Run the generation of the valid part of the softmax output using the model located in the /data/models/model3 directory.
Open the image in QGIS.

Comparison with the vanilla output¶

The following animation alternates between the softmax of the class 1 (buildings) computed from the original output (estimated) and the cropped output with the valid part (estimated_crop32). The softmax values are stretched between [0, 1] to be displayed in a gray-level image.

Comparison between the output used to train the network and the output with
the valid part

Dig deeper 🚀¶

We propose to measure the convolutional distortion of the network, e.g. the difference (e.g. mean squared error) between the valid part, and the original output, for a number of cropping values. The idea is to show the compromise between the numerical exactness and the computational footpring.

Question

Create a deeper model with a larger theoretical cropping value, and specify additional cropping values with the inference_cropping argument in the model's __init__() (e.g. inference_cropping=[8, 16, 24, 32, 48, 64, 80, 96, 112, 128, 192, 256])
Create a python script that measures the convolutional distortion for the possible cropping values. You can use the ExtractROI OTB application to extract a portion of a geospatial image that fits a reference image, the BandMathX with a scalar product to compute the squared error between two images, and the ComputeImageStatistics to compute the mean value of an image.

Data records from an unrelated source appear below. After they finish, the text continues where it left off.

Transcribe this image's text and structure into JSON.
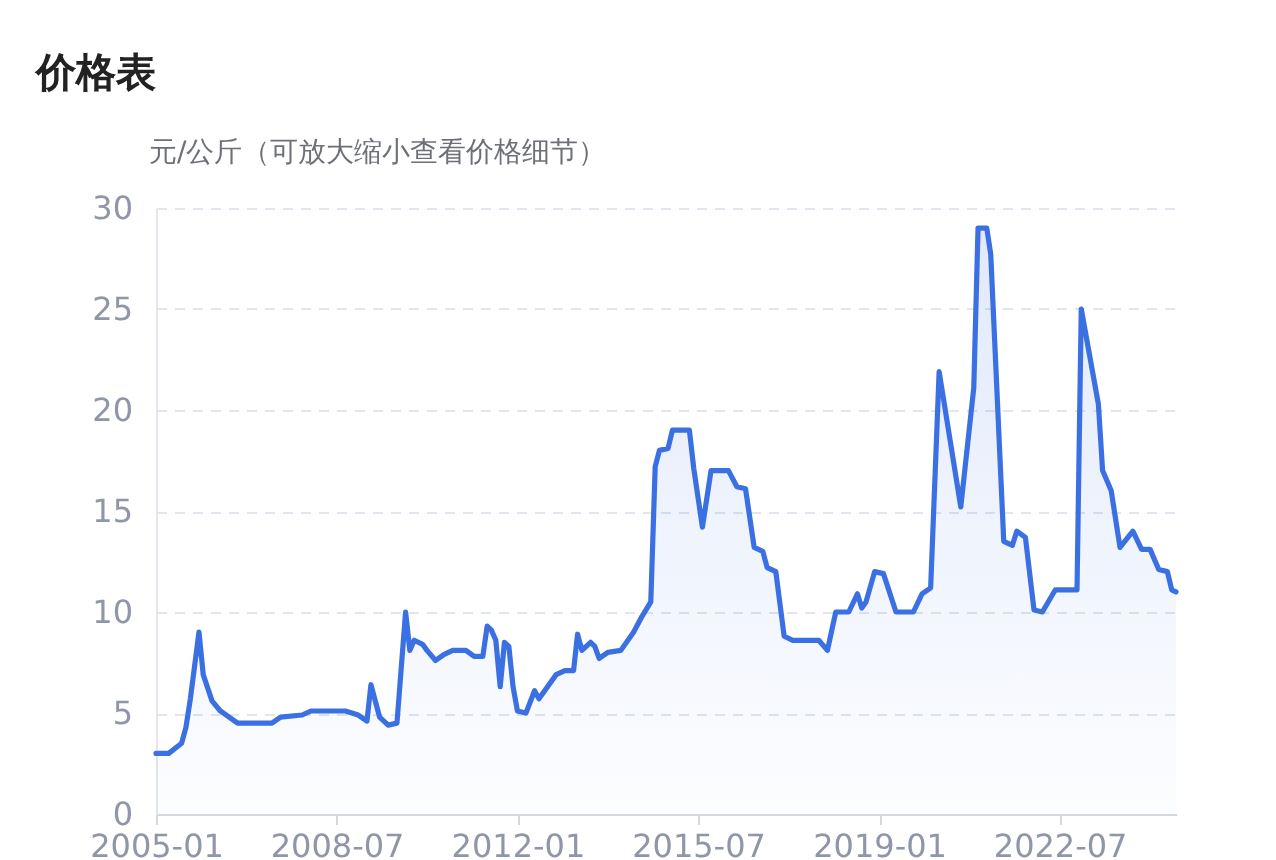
{
  "chart_data": {
    "type": "area",
    "title": "价格表",
    "ylabel": "元/公斤（可放大缩小查看价格细节）",
    "x": [
      "2005-01",
      "2005-04",
      "2005-07",
      "2005-08",
      "2005-09",
      "2005-11",
      "2005-12",
      "2006-02",
      "2006-04",
      "2006-08",
      "2007-04",
      "2007-06",
      "2007-11",
      "2008-01",
      "2008-09",
      "2008-12",
      "2009-02",
      "2009-03",
      "2009-05",
      "2009-07",
      "2009-09",
      "2009-11",
      "2009-12",
      "2010-01",
      "2010-03",
      "2010-04",
      "2010-06",
      "2010-08",
      "2010-10",
      "2011-01",
      "2011-03",
      "2011-05",
      "2011-06",
      "2011-07",
      "2011-08",
      "2011-09",
      "2011-10",
      "2011-11",
      "2011-12",
      "2012-01",
      "2012-03",
      "2012-05",
      "2012-06",
      "2012-10",
      "2012-12",
      "2013-02",
      "2013-03",
      "2013-04",
      "2013-06",
      "2013-07",
      "2013-08",
      "2013-10",
      "2014-01",
      "2014-04",
      "2014-06",
      "2014-08",
      "2014-09",
      "2014-10",
      "2014-12",
      "2015-01",
      "2015-05",
      "2015-06",
      "2015-08",
      "2015-10",
      "2016-02",
      "2016-04",
      "2016-06",
      "2016-08",
      "2016-10",
      "2016-11",
      "2017-01",
      "2017-03",
      "2017-05",
      "2017-11",
      "2018-01",
      "2018-03",
      "2018-06",
      "2018-08",
      "2018-09",
      "2018-10",
      "2018-12",
      "2019-02",
      "2019-05",
      "2019-09",
      "2019-11",
      "2020-01",
      "2020-03",
      "2020-08",
      "2020-11",
      "2020-12",
      "2021-02",
      "2021-03",
      "2021-06",
      "2021-08",
      "2021-09",
      "2021-11",
      "2022-01",
      "2022-03",
      "2022-06",
      "2022-11",
      "2022-12",
      "2023-04",
      "2023-05",
      "2023-07",
      "2023-09",
      "2023-12",
      "2024-02",
      "2024-04",
      "2024-06",
      "2024-08",
      "2024-09",
      "2024-10"
    ],
    "series": [
      {
        "color": "#3b70e3",
        "values": [
          3.0,
          3.0,
          3.5,
          4.3,
          5.7,
          9.0,
          6.9,
          5.6,
          5.1,
          4.5,
          4.5,
          4.8,
          4.9,
          5.1,
          5.1,
          4.9,
          4.6,
          6.4,
          4.8,
          4.4,
          4.5,
          10.0,
          8.1,
          8.6,
          8.4,
          8.1,
          7.6,
          7.9,
          8.1,
          8.1,
          7.8,
          7.8,
          9.3,
          9.1,
          8.6,
          6.3,
          8.5,
          8.3,
          6.3,
          5.1,
          5.0,
          6.1,
          5.7,
          6.9,
          7.1,
          7.1,
          8.9,
          8.1,
          8.5,
          8.3,
          7.7,
          8.0,
          8.1,
          9.0,
          9.8,
          10.5,
          17.2,
          18.0,
          18.1,
          19.0,
          19.0,
          17.1,
          14.2,
          17.0,
          17.0,
          16.2,
          16.1,
          13.2,
          13.0,
          12.2,
          12.0,
          8.8,
          8.6,
          8.6,
          8.1,
          10.0,
          10.0,
          10.9,
          10.2,
          10.5,
          12.0,
          11.9,
          10.0,
          10.0,
          10.9,
          11.2,
          21.9,
          15.2,
          21.1,
          29.0,
          29.0,
          27.7,
          13.5,
          13.3,
          14.0,
          13.7,
          10.1,
          10.0,
          11.1,
          11.1,
          25.0,
          20.3,
          17.0,
          16.0,
          13.2,
          14.0,
          13.1,
          13.1,
          12.1,
          12.0,
          11.1,
          11.0
        ]
      }
    ],
    "xlim": [
      "2005-01",
      "2024-10"
    ],
    "xticks": [
      "2005-01",
      "2008-07",
      "2012-01",
      "2015-07",
      "2019-01",
      "2022-07"
    ],
    "ylim": [
      0,
      30
    ],
    "yticks": [
      0,
      5,
      10,
      15,
      20,
      25,
      30
    ],
    "grid": "y"
  }
}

You can use the following function as a helper:

import pyotb

...
def compute_rmse_value(ref, img):

  # Extract an ROI fitting the reference image
  roi = pyotb.ExtractROI(
    img,
    mode="fit",
    mode_fit_im=ref
  )

  # Compute the squared error between the ref and img
  se = pyotb.BandMathX(
    il=[roi, ref],
    exp="(im1-im2)*(im1-im2)'"
  )

  # Compute and return the root mean squared error
  stats = pyotb.ComputeImagesStatistics(se)
  return stats["out.mean"][0] ** 0.5